God’s love for us is so great and so big, that there is nothing in all of creation that can separate us from it, through Christ Jesus our Lord. Thus, with God, when we expose our sins, when we reveal our shortcomings, when we lay bare our brokenness, when we confess our anger and hate, we are enveloped by an amazing grace that is greater than our sin.
But, if we ignore our sins without God, never confess it, pretend it doesn’t exist, conceal it by calling it by another name, try to somehow justify it, then, well, anything is possible.
The good news is that the breadth and length and height and depth of God’s love is so great and so intimate and so personal that it has the power to make all that is destructive in this world simply impossible.
Without God, things can go completely awry. Without God, all Hell will break loose. Without God, all things are possible.
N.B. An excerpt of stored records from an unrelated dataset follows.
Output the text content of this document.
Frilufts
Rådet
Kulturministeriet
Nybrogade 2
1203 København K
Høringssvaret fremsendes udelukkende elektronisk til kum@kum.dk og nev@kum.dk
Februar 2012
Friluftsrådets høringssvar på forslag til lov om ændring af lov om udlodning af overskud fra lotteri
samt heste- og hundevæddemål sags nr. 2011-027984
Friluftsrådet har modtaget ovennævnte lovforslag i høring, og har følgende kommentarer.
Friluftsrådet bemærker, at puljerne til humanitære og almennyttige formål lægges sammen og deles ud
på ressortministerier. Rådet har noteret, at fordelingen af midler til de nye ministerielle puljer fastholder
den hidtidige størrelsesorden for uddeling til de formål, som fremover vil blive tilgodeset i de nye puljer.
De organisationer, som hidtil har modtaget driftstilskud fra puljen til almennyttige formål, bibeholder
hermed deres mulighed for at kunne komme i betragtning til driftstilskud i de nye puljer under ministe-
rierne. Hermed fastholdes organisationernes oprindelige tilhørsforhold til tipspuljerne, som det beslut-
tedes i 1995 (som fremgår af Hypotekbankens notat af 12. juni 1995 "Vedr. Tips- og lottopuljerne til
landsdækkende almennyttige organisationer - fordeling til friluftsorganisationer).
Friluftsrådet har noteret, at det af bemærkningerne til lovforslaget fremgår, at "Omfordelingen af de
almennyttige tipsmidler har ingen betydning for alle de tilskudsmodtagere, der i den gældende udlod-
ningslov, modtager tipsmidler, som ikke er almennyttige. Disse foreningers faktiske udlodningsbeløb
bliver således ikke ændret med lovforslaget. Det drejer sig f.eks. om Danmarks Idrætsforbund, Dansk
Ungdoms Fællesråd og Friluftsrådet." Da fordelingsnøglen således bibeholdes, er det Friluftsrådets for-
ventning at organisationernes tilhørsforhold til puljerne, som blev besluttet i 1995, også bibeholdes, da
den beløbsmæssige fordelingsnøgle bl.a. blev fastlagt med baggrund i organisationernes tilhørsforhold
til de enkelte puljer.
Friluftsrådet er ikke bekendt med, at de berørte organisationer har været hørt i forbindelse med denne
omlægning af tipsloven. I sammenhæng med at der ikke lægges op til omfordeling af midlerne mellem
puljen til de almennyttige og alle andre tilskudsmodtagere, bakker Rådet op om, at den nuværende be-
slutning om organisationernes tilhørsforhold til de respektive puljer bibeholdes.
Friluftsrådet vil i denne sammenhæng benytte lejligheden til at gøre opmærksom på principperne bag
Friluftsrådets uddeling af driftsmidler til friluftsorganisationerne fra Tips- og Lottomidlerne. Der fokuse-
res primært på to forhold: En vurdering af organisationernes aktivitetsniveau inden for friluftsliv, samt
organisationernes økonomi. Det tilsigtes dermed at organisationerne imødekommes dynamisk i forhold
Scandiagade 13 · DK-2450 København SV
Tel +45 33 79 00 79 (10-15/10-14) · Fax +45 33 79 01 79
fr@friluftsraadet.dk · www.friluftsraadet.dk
But with God, there are many things that are impossible.
With God, unforgiveness is impossible.
With God, absolute loneliness is impossible.
With God, being completely lost is impossible.
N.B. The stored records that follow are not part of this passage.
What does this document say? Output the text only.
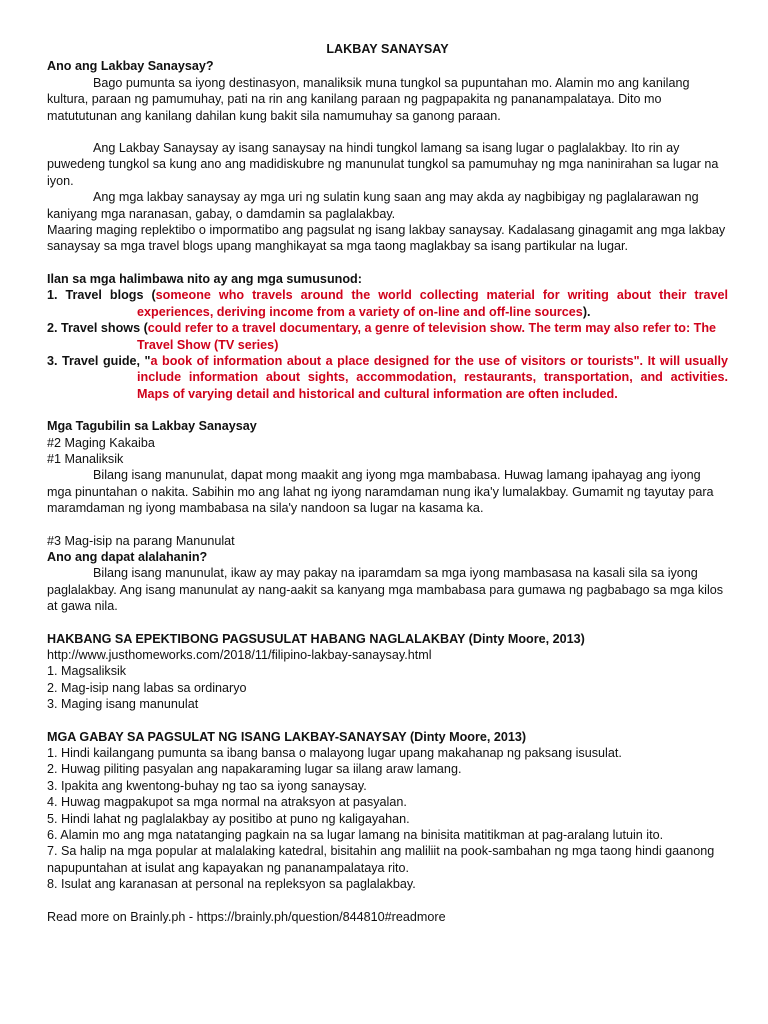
LAKBAY SANAYSAY

Ano ang Lakbay Sanaysay?

Bago pumunta sa iyong destinasyon, manaliksik muna tungkol sa pupuntahan mo. Alamin mo ang kanilang kultura, paraan ng pamumuhay, pati na rin ang kanilang paraan ng pagpapakita ng pananampalataya. Dito mo matututunan ang kanilang dahilan kung bakit sila namumuhay sa ganong paraan.

Ang Lakbay Sanaysay ay isang sanaysay na hindi tungkol lamang sa isang lugar o paglalakbay. Ito rin ay puwedeng tungkol sa kung ano ang madidiskubre ng manunulat tungkol sa pamumuhay ng mga naninirahan sa lugar na iyon.

Ang mga lakbay sanaysay ay mga uri ng sulatin kung saan ang may akda ay nagbibigay ng paglalarawan ng kaniyang mga naranasan, gabay, o damdamin sa paglalakbay.

Maaring maging replektibo o impormatibo ang pagsulat ng isang lakbay sanaysay. Kadalasang ginagamit ang mga lakbay sanaysay sa mga travel blogs upang manghikayat sa mga taong maglakbay sa isang partikular na lugar.

Ilan sa mga halimbawa nito ay ang mga sumusunod:

1. Travel blogs (someone who travels around the world collecting material for writing about their travel experiences, deriving income from a variety of on-line and off-line sources).
2. Travel shows (could refer to a travel documentary, a genre of television show. The term may also refer to: The Travel Show (TV series)
3. Travel guide, "a book of information about a place designed for the use of visitors or tourists". It will usually include information about sights, accommodation, restaurants, transportation, and activities. Maps of varying detail and historical and cultural information are often included.

Mga Tagubilin sa Lakbay Sanaysay

#2 Maging Kakaiba

#1 Manaliksik

Bilang isang manunulat, dapat mong maakit ang iyong mga mambabasa. Huwag lamang ipahayag ang iyong mga pinuntahan o nakita. Sabihin mo ang lahat ng iyong naramdaman nung ika'y lumalakbay. Gumamit ng tayutay para maramdaman ng iyong mambabasa na sila'y nandoon sa lugar na kasama ka.

#3 Mag-isip na parang Manunulat

Ano ang dapat alalahanin?

Bilang isang manunulat, ikaw ay may pakay na iparamdam sa mga iyong mambasasa na kasali sila sa iyong paglalakbay. Ang isang manunulat ay nang-aakit sa kanyang mga mambabasa para gumawa ng pagbabago sa mga kilos at gawa nila.

HAKBANG SA EPEKTIBONG PAGSUSULAT HABANG NAGLALAKBAY (Dinty Moore, 2013)

http://www.justhomeworks.com/2018/11/filipino-lakbay-sanaysay.html

1. Magsaliksik

2. Mag-isip nang labas sa ordinaryo

3. Maging isang manunulat

MGA GABAY SA PAGSULAT NG ISANG LAKBAY-SANAYSAY (Dinty Moore, 2013)

1. Hindi kailangang pumunta sa ibang bansa o malayong lugar upang makahanap ng paksang isusulat.

2. Huwag piliting pasyalan ang napakaraming lugar sa iilang araw lamang.

3. Ipakita ang kwentong-buhay ng tao sa iyong sanaysay.

4. Huwag magpakupot sa mga normal na atraksyon at pasyalan.

5. Hindi lahat ng paglalakbay ay positibo at puno ng kaligayahan.

6. Alamin mo ang mga natatanging pagkain na sa lugar lamang na binisita matitikman at pag-aralang lutuin ito.

7. Sa halip na mga popular at malalaking katedral, bisitahin ang maliliit na pook-sambahan ng mga taong hindi gaanong napupuntahan at isulat ang kapayakan ng pananampalataya rito.

8. Isulat ang karanasan at personal na repleksyon sa paglalakbay.

Read more on Brainly.ph - https://brainly.ph/question/844810#readmore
With God, utter despair is impossible.
With God, being unaccepted, unloved and unworthy is impossible.
With God, spiraling out of control into utter madness is impossible.
With God, saying things or doing things or voting for things that harm our neighbors, especially our neighbors whom the Bible calls the least of these, without a conscience that that names these sins and calls us to repent to obey the supreme law of God to love neighbor as self is impossible.
With God, coming to church, praying, singing hymns and listening to a sermon without a divine call and a holy conviction to leave the comfort of this sanctuary to go out into a dangerous world to be the church, to do the things that Jesus did, lifting up the lowly, seeking out the lost, healing the sick, speaking truth to power, and confronting and challenging and exorcising all kinds of evil, is impossible.
With God, total destructiveness, eternal death, and all Hell breaking loose is impossible.
Now to him who by the power at work within us is able to accomplish abundantly far more than all we can ask or imagine, to him be glory in the church and in Christ Jesus to all generations, forever and ever. Amen.